En plus de l'histoire parfois tumultueuse du manuscrit, le chercheur s'est penché sur la réceptivité des chants par les Abénaquis. À travers les correspondances de l'époque, il a constaté que cette communauté appréciait énormément le chant choral. «Il faut dire qu'à l'arrivée des missionnaires parmi les Abénaquis, le chant collectif était déjà très présent dans la culture traditionnelle, précise-t-il. L'introduction du chant polyphonique et sa pratique se sont donc déposées sur un substrat de pratiques vocales et rituelles autochtones remontant à la préhistoire. Il n'y a rien d'étonnant que le chant des missionnaires se soit frayé aussi facilement un chemin chez les autochtones, même s'il était esthétiquement nouveau.»
«Il y avait beaucoup de fierté et de joie à chanter pendant les offices, ajoute l'historien. Les colons français des environs venaient parfois de loin pour assister aux offices chantés par les femmes autochtones.»
Offrir un autre regard sur l'histoire
En plus de ce livre, Paul-André Dubois est l'auteur de Récollets en Nouvelle-France. Traces et mémoires et de Lire et écrire chez les Amérindiens de Nouvelle-France. Aux origines de la scolarisation et de la francisation des Autochtones du Canada. Cet ouvrage, qui lui a valu le prix Lionel-Groulx de l'Institut d'histoire de l'Amérique française en 2021, porte sur l'introduction de la culture de l'écrit chez les peuples autochtones.
En abordant l'expérience coloniale sous l'angle de ses retombées plus positives, l'historien est conscient qu'il ouvre la porte à des débats. «Mes livres sont une invitation à prendre en considération les nuances des rapports extrêmement riches entre colonisateurs et colonisés, et à se défaire des préjugés moraux d'aujourd'hui qui ne font qu'engendrer des lectures anachroniques de l'histoire.»

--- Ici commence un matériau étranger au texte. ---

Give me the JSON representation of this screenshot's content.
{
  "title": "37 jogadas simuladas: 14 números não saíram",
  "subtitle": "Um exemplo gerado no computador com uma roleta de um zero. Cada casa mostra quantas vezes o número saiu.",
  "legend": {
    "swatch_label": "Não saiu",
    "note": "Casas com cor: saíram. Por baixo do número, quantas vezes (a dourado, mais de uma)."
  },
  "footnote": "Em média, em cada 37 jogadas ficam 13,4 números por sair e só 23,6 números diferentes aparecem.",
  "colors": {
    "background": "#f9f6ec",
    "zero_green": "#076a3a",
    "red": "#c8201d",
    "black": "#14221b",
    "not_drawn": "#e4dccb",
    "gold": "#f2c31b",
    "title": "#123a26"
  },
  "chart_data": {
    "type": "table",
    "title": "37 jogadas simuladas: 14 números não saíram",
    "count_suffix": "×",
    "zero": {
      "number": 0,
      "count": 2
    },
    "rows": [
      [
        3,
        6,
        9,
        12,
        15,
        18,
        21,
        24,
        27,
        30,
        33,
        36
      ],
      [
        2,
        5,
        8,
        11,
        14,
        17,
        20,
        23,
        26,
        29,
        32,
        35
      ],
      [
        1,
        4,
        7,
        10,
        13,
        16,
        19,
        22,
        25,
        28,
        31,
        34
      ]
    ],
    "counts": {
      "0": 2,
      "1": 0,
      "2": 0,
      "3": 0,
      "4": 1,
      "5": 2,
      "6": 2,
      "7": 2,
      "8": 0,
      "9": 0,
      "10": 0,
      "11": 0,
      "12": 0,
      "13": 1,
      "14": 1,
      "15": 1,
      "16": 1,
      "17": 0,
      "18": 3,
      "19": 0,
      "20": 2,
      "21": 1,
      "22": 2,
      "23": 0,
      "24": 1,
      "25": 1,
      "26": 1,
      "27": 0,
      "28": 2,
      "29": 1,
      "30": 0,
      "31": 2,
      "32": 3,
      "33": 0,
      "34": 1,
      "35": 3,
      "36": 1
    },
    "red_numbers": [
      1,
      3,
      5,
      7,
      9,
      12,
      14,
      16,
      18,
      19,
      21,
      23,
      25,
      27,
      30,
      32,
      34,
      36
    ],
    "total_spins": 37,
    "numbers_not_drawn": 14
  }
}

Avec un ancien étudiant au doctorat, Maxime Morin, le professeur prépare un nouvel ouvrage pour 2024. Cette fois, il s'attaque à une question à la fois simple et extrêmement complexe: combien y avait-il d'autochtones en Nouvelle-France aux 17e et 18e siècles? «La réponse existe, mais il faut chercher avec patience pour la trouver. Même si cet ouvrage est moins chargé que Musique et dévotion dans la mission jésuite du Canada en termes de nombre de pages, il nous aura demandé énormément de travail.»